5. Cena (O amor vulgar) Terminada a dança, ouve-se na rua um assobio: é o noivo da ciganita que avisa da sua chegada. - Ciganita (Com alegria) Já aí está! Já aí está! Saí a correr Copia de amor na música, sem palavras. Candelas vê sair a outra ciganita, aproxima-se a janela. - Candelas Olha a noite com desolação. Nada, nada, e sempre nada!
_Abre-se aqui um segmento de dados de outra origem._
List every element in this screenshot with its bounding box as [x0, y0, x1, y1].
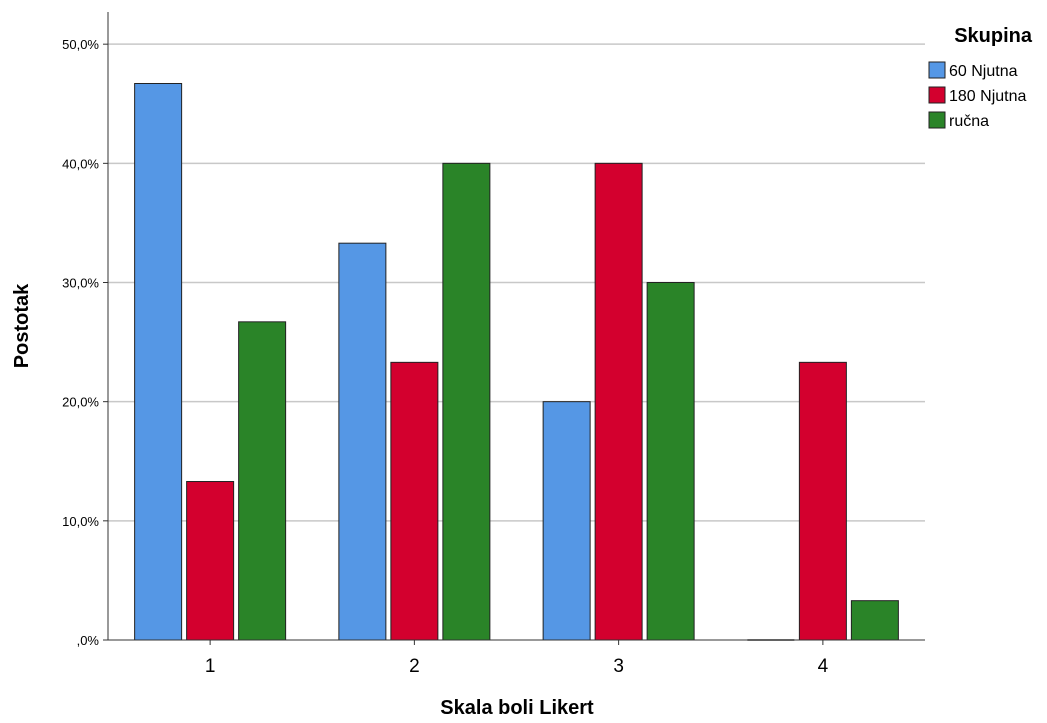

6. Romance de pescador Regressa ao centro da cena e recita com expressiva monotonia. Por um caminho ia eu buscando a minha sorte: o que os meus olhos olharam o meu coração não os esquece. Pela vereda ia eu. A quantos o conhecem – Havei-lo visto? – perguntava, e ninguém me respondia. Pelo caminho ia eu e o meu amor não aparecia. O pranto do coração pelo rosto me caía. A vereda espreitava e o dia ia-se acabando. À beirinha do rio estava um homem a pescar. Enquanto as águas corriam ia o pescador cantando: Não quero apressar os peixinhos do rio; quero achar um coração que perdi! - Pescador que estás pescando, se perdeste um coração, a mim mo estão roubando à traição. A água levantou-se ao ouvir falar de penares de amantes e disse com rouca voz: Pescador e caminhante, se sofreis os dois, há no monte uma gruta, na gruta há uma bruxa que sabe de feitiços de amor! Ide busca-la que ela remédio vos dará! Isto disse o rio, isto haverá que fazer… À gruta da bruxa tenho de acudir! Se ela não me dá o remédio quero morrer!

7. Intermédio (Pantomima) Segundo Quadro

8. Introdução (O fogo-fátuo) A gruta da bruxa. É noite: a gruta está deserta e escura, mas ao fundo vê-se um caminho de montanha com figueiras-da-índia e espinhais, iluminando pelo luar. Ao subir do pano, salta do solo um fogo-fátuo, que percorre a gruta numa dança fantástica, passeando pelo ar, pelo chão, pelas paredes, etc. Na orquestra desenha-se o motivo do fogo-fátuo, que depois se transformará na dança.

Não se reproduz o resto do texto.